Ce n’est pas la première fois que Marion vient réparer son vélo. Mais dans les permanences “mixtes”, la jeune femme ne s’est pas sentie à l’aise.

Je me suis faite déposséder de mon vélo, les mecs faisaient tout à ma place. Je n’ai pas su trouver les mots pour leur dire que je pouvais le faire moi… Alors que pourtant je connais mon vélo mieux qu’eux !

Antinea elle ne s’est aventurée qu’une fois à l’atelier. “Je me suis fait draguer, et j’ai dû gérer la situation alors que je n’étais pas là pour ça. On a le droit d’avoir des endroits pour souffler !” Face à la poignée de vitesse de Marion, Antinea est perplexe.
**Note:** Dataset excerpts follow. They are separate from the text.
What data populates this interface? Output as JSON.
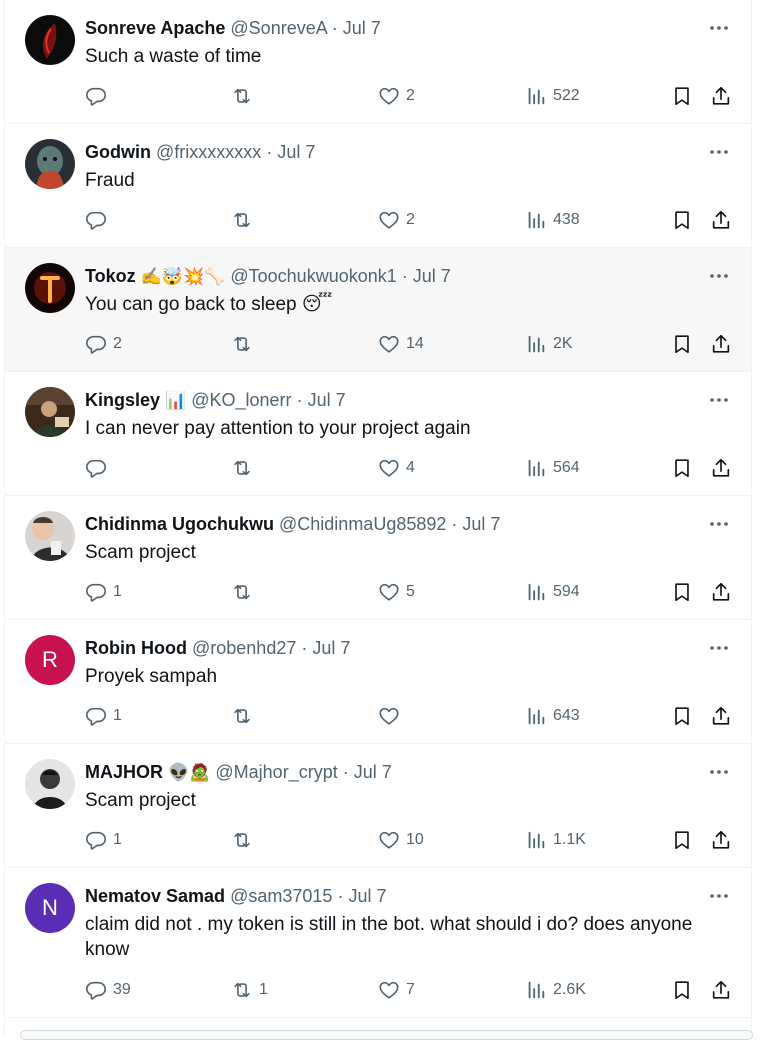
{
  "colors": {
    "text": "#0f1419",
    "muted": "#536471",
    "divider": "#eff3f4",
    "highlight_bg": "#f7f7f7",
    "avatar_r": "#c8124e",
    "avatar_n": "#5b2db5"
  },
  "tweets": [
    {
      "name": "Sonreve Apache",
      "emoji": "",
      "handle": "@SonreveA",
      "dot": "·",
      "date": "Jul 7",
      "text": "Such a waste of time",
      "replies": "",
      "retweets": "",
      "likes": "2",
      "views": "522"
    },
    {
      "name": "Godwin",
      "emoji": "",
      "handle": "@frixxxxxxxx",
      "dot": "·",
      "date": "Jul 7",
      "text": "Fraud",
      "replies": "",
      "retweets": "",
      "likes": "2",
      "views": "438"
    },
    {
      "name": "Tokoz",
      "emoji": "✍️🤯💥🦴",
      "handle": "@Toochukwuokonk1",
      "dot": "·",
      "date": "Jul 7",
      "text": "You can go back to sleep 😴",
      "replies": "2",
      "retweets": "",
      "likes": "14",
      "views": "2K"
    },
    {
      "name": "Kingsley",
      "emoji": "📊",
      "handle": "@KO_lonerr",
      "dot": "·",
      "date": "Jul 7",
      "text": "I can never pay attention to your project again",
      "replies": "",
      "retweets": "",
      "likes": "4",
      "views": "564"
    },
    {
      "name": "Chidinma Ugochukwu",
      "emoji": "",
      "handle": "@ChidinmaUg85892",
      "dot": "·",
      "date": "Jul 7",
      "text": "Scam project",
      "replies": "1",
      "retweets": "",
      "likes": "5",
      "views": "594"
    },
    {
      "name": "Robin Hood",
      "emoji": "",
      "handle": "@robenhd27",
      "dot": "·",
      "date": "Jul 7",
      "text": "Proyek sampah",
      "replies": "1",
      "retweets": "",
      "likes": "",
      "views": "643",
      "avatar_letter": "R"
    },
    {
      "name": "MAJHOR",
      "emoji": "👽🧟",
      "handle": "@Majhor_crypt",
      "dot": "·",
      "date": "Jul 7",
      "text": "Scam project",
      "replies": "1",
      "retweets": "",
      "likes": "10",
      "views": "1.1K"
    },
    {
      "name": "Nematov Samad",
      "emoji": "",
      "handle": "@sam37015",
      "dot": "·",
      "date": "Jul 7",
      "text": "claim did not .  my token is still in the bot.  what should i do?  does anyone know",
      "replies": "39",
      "retweets": "1",
      "likes": "7",
      "views": "2.6K",
      "avatar_letter": "N"
    }
  ]
}
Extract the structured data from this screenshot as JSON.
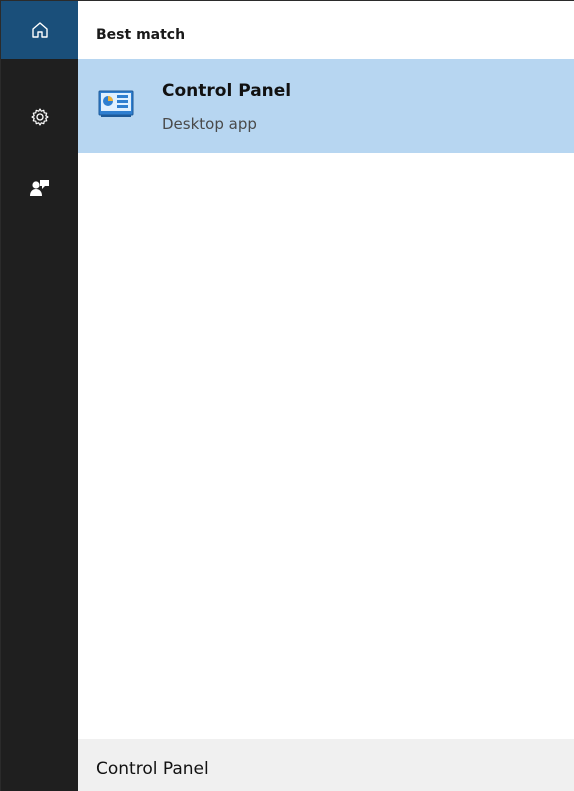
{
  "rail": {
    "items": [
      {
        "icon": "home-icon",
        "active": true
      },
      {
        "icon": "gear-icon",
        "active": false
      },
      {
        "icon": "feedback-icon",
        "active": false
      }
    ]
  },
  "results": {
    "section_heading": "Best match",
    "best_match": {
      "title": "Control Panel",
      "subtitle": "Desktop app",
      "icon": "control-panel-icon"
    }
  },
  "search": {
    "query": "Control Panel"
  },
  "colors": {
    "rail_background": "#1f1f1f",
    "rail_active": "#1a4f7a",
    "selection": "#b7d6f1",
    "search_bar": "#f0f0f0"
  }
}
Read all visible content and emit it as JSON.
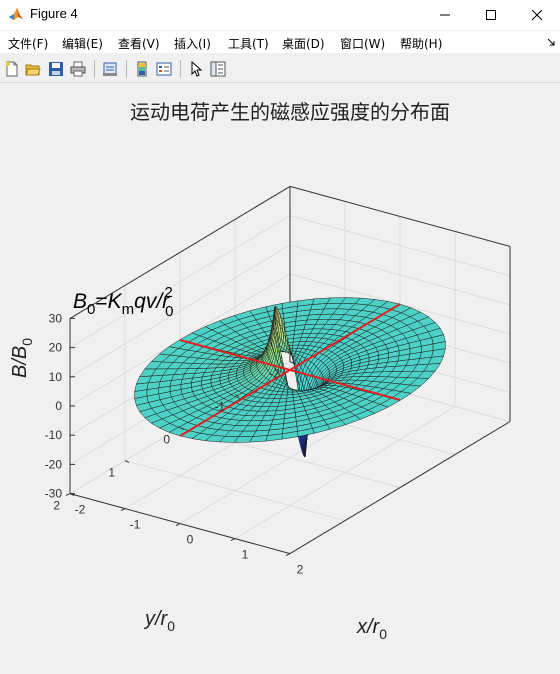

Louise vient à la rescousse. “On va regarder sur internet.” Si elles sont, pour l’instant, moins formées à la mécanique que les bénévoles masculins du CVV, ces femmes apprécient d’avoir la possibilité de tâtonner, sans craindre le regards d’hommes expérimentés. “Jamais je ne me serais lancée comme encadrante dans un atelier mixte”, confie Antinea.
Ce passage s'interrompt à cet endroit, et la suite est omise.